Recently, the ethical debate over ransomware payments has intensified, following numerous high-profile incidents. The sad reality for victims is that it costs more to not pay for a ransomware claim due to loss of business, damage to reputation, and the cost of rebuilding a network.
This is mainly the reason why ransom demands have exploded recently. A study by Palo Alto Networks found that the average payout increased 171% in 2020 compared to 2019. It was even reported that the DarkSide ransomware gang had pulled out for $ 90 million in Bitcoin.
Safety Info has compiled a list of the most significant ransomware payments confirmed, or at least widely reported at the time of writing. Notably, most of the incidents took place in the past 18 months. Yet in the murky world of ransomware, many payments go unofficially confirmed, and it is plausible that other payments have taken place that are not public knowledge.
1. CNA Financial (2021) – $ 40 million
One of America’s largest insurance companies, CNA Financial, has reportedly agreed to pay $ 40 million after its computer systems were locked down and data stolen by malicious actors. This is by far the biggest ransomware payout known to date.
2. JBS Foods (2021) – $ 11 million
In June 2021, meat processing company JBS Foods confirmed that it had paid its extortionists $ 11 million, which it said was necessary to “alleviate any unforeseen issues related to the attack and ensure that no data is not exfiltrated “.
3. Blackbaud (2020) – $ 10 million
It was reported last year that US cloud computing company Blackbaud paid attackers $ 10 million after being hit by a combined ransomware and data breach attack. The incident is believed to have led to the compromise of personal information at a number of academic institutions and charities.
4. Garmin (2020) – $ 10 million
Unconfirmed reports circulated last year that the personal fitness giant allegedly paid its extortionists $ 10 million following a cyberattack that forced its website and mobile app to shut down.
5. Global CWT (2020) – $ 4.5 million
US travel management firm CWT Global paid hackers $ 4.5 million after highly sensitive information was stolen and 30,000 computers were taken offline.
6. Brenntag (2021) – $ 4.4 million
The German chemicals distribution company reportedly paid a ransom of $ 4.4 million after the DarkSide ransomware gang encrypted the company’s devices and stole up to 150 GB of data from its North American division.
7. Colonial pipeline (2021) – $ 4.4 million
Notorious attacks on Colonial Pipeline in May 2021 forced America’s largest fuel pipeline offline for five days.

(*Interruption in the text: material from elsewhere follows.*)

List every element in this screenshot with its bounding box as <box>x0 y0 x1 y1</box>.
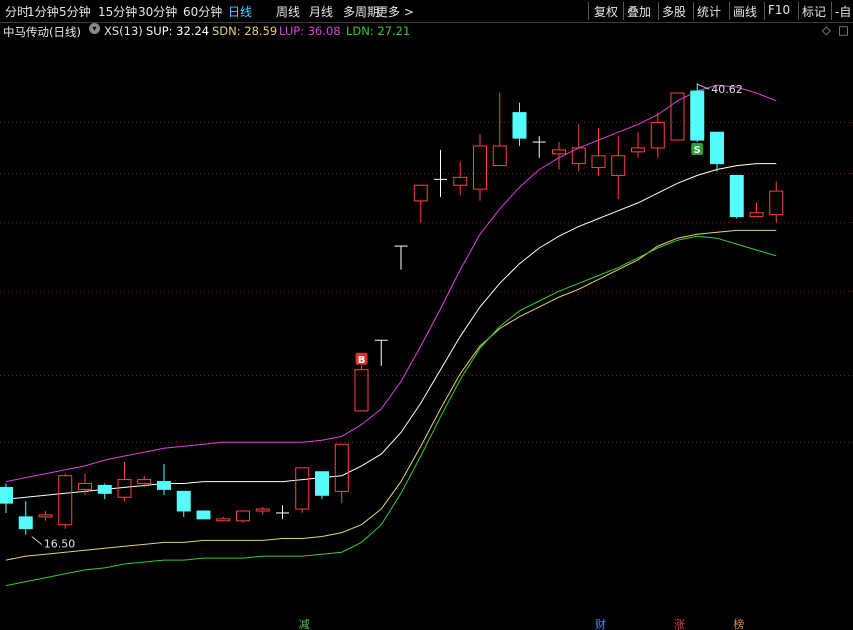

A ransom of $ 4.4 million was later paid to the DarkSide gang by the company, but, encouragingly, the majority of the funds were recovered by the US Department of Justice.
8. Travelex (2020) – $ 2.3 million
The exchange firm’s systems were taken offline for almost two weeks in early 2020, and its services were only restored after a massive payment was sent to attackers. The incident reportedly contributed to Travelex’s administration in August 2020.
9. Internet Nayana (2017) – $ 1.14 million
The only incident on the list to have occurred before 2020. In 2017, Korean web hosting company Nayana paid what was, at the time, a record ransom to
hackers after more than half of its servers were destroyed in an attack.
10. Kingdom of California, San Francisco (2020) – $ 1.14 million
Last year, the famous American university confirmed that it paid the Netwalker ransomware gang $ 1.14 million after encrypting critical academic data related to its research into COVID-19.